Still, the buck remained on track for a weekly gain, and pared some earlier losses against the Japanese yen, after U.S. data showed improving consumer sentiment this month, even as concerns about the labor market and rising costs of living linger.
The yen remains on track for its worst weekly performance against the dollar since October and has given up most of January’s hefty gains, as traders brace for Sunday’s national election.
“The dollar has largely moved inversely to risk assets this week, including equities and bitcoin, as well as precious metals such as gold and silver,” said Uto Shinohara, senior investment strategist, Mesirow Currency Management, Chicago. “Today’s reversal in the dollar has coincided with a reversal in those assets.”
Global shares have seen their biggest weekly selloff since November, as investors fret about the massive spending on artificial intelligence as well as the cascading impact of fast-advancing AI tools that could upend various sectors.
The dollar index, which tracks the performance of the U.S. currency against six others, was down 0.3% after earlier hitting a two-week peak. It was still up 0.52% on the week, on pace for its largest weekly rise since early January.
The catalyst for this week’s gain was President Donald Trump’s nomination last Friday of Kevin Warsh, who is not seen as a big advocate of steep rate cuts, as the next Federal Reserve Chair.
Charu Chanana, chief investment strategist at Saxo, said investors were suddenly pricing three shocks at once.
“Big Tech capex scrutiny, AI disruption risk in software beyond productivity hype, and a silver-driven liquidity/margin flush. This looks like a positioning flush where the same crowded exposures are being de-risked across assets.”
Next up for currency traders is the delayed release of the U.S. payrolls report for January, which lands next week. Various measures of labor market strength this week have suggested the world’s largest economy is losing some momentum and traders are now pricing in a higher chance that interest rates will be cut within the first half of this year, rather than in the second.

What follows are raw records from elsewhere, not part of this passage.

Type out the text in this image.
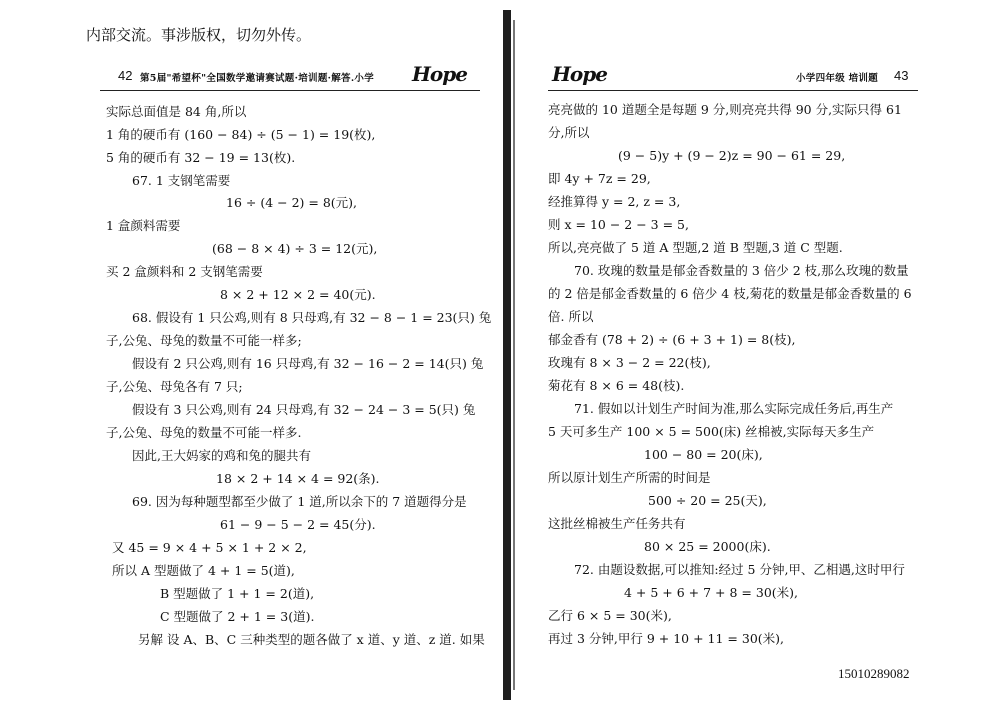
内部交流。事涉版权，切勿外传。
42 第5届"希望杯"全国数学邀请赛试题·培训题·解答.小学 Hope
实际总面值是 84 角,所以
1 角的硬币有 (160 − 84) ÷ (5 − 1) = 19(枚),
5 角的硬币有 32 − 19 = 13(枚).
67. 1 支钢笔需要
16 ÷ (4 − 2) = 8(元),
1 盒颜料需要
(68 − 8 × 4) ÷ 3 = 12(元),
买 2 盒颜料和 2 支钢笔需要
8 × 2 + 12 × 2 = 40(元).
68. 假设有 1 只公鸡,则有 8 只母鸡,有 32 − 8 − 1 = 23(只) 兔
子,公兔、母兔的数量不可能一样多;
假设有 2 只公鸡,则有 16 只母鸡,有 32 − 16 − 2 = 14(只) 兔
子,公兔、母兔各有 7 只;
假设有 3 只公鸡,则有 24 只母鸡,有 32 − 24 − 3 = 5(只) 兔
子,公兔、母兔的数量不可能一样多.
因此,王大妈家的鸡和兔的腿共有
18 × 2 + 14 × 4 = 92(条).
69. 因为每种题型都至少做了 1 道,所以余下的 7 道题得分是
61 − 9 − 5 − 2 = 45(分).
又 45 = 9 × 4 + 5 × 1 + 2 × 2,
所以 A 型题做了 4 + 1 = 5(道),
B 型题做了 1 + 1 = 2(道),
C 型题做了 2 + 1 = 3(道).
另解 设 A、B、C 三种类型的题各做了 x 道、y 道、z 道. 如果
Hope	小学四年级 培训题 43
亮亮做的 10 道题全是每题 9 分,则亮亮共得 90 分,实际只得 61
分,所以
(9 − 5)y + (9 − 2)z = 90 − 61 = 29,
即 4y + 7z = 29,
经推算得 y = 2, z = 3,
则 x = 10 − 2 − 3 = 5,
所以,亮亮做了 5 道 A 型题,2 道 B 型题,3 道 C 型题.
70. 玫瑰的数量是郁金香数量的 3 倍少 2 枝,那么玫瑰的数量
的 2 倍是郁金香数量的 6 倍少 4 枝,菊花的数量是郁金香数量的 6
倍. 所以
郁金香有 (78 + 2) ÷ (6 + 3 + 1) = 8(枝),
玫瑰有 8 × 3 − 2 = 22(枝),
菊花有 8 × 6 = 48(枝).
71. 假如以计划生产时间为准,那么实际完成任务后,再生产
5 天可多生产 100 × 5 = 500(床) 丝棉被,实际每天多生产
100 − 80 = 20(床),
所以原计划生产所需的时间是
500 ÷ 20 = 25(天),
这批丝棉被生产任务共有
80 × 25 = 2000(床).
72. 由题设数据,可以推知:经过 5 分钟,甲、乙相遇,这时甲行
4 + 5 + 6 + 7 + 8 = 30(米),
乙行 6 × 5 = 30(米),
再过 3 分钟,甲行 9 + 10 + 11 = 30(米),
15010289082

“Major downward revisions to payrolls next week would add to the pressure to eventually resume rate cuts,” ING economists said in a note.
Yen Finds Footing Ahead of Election
The yen was little changed at 156.98 per dollar ahead of Sunday’s vote where a victory for Prime Minister Sanae Takaichi could be on the cards.
The vote has investors on edge because fiscal worries have sparked a stomach-churning selloff in the currency and bond markets, and a further leg lower would likely reverberate globally.
“Since the news was bad in a three-day streak of market selloff, Friday is closing out the week with excitement over the Japanese election that could translate into long-term deterioration for the yen,” said Juan Perez, director of trading, Monex USA in Washington.
The euro was up 0.32% at $1.1813 after the European Central Bank left interest rates unchanged as expected on Thursday and played down the effect of currency fluctuations on its future decisions.
Sterling recouped some of Thursday’s near 1% slide and was up 0.61% at $1.3608 and was headed for its worst weekly drop against the greenback since October 27.
The Bank of England also kept rates on hold on Thursday in an unexpectedly narrow vote and said borrowing costs are likely to fall if an expected drop soon in inflation is sustained.
In the crypto market, bitcoin rose 8.70% to $68,613.05 after hitting its lowest since October 2024 at $60,017. It was still set for a decline of 9% for the week.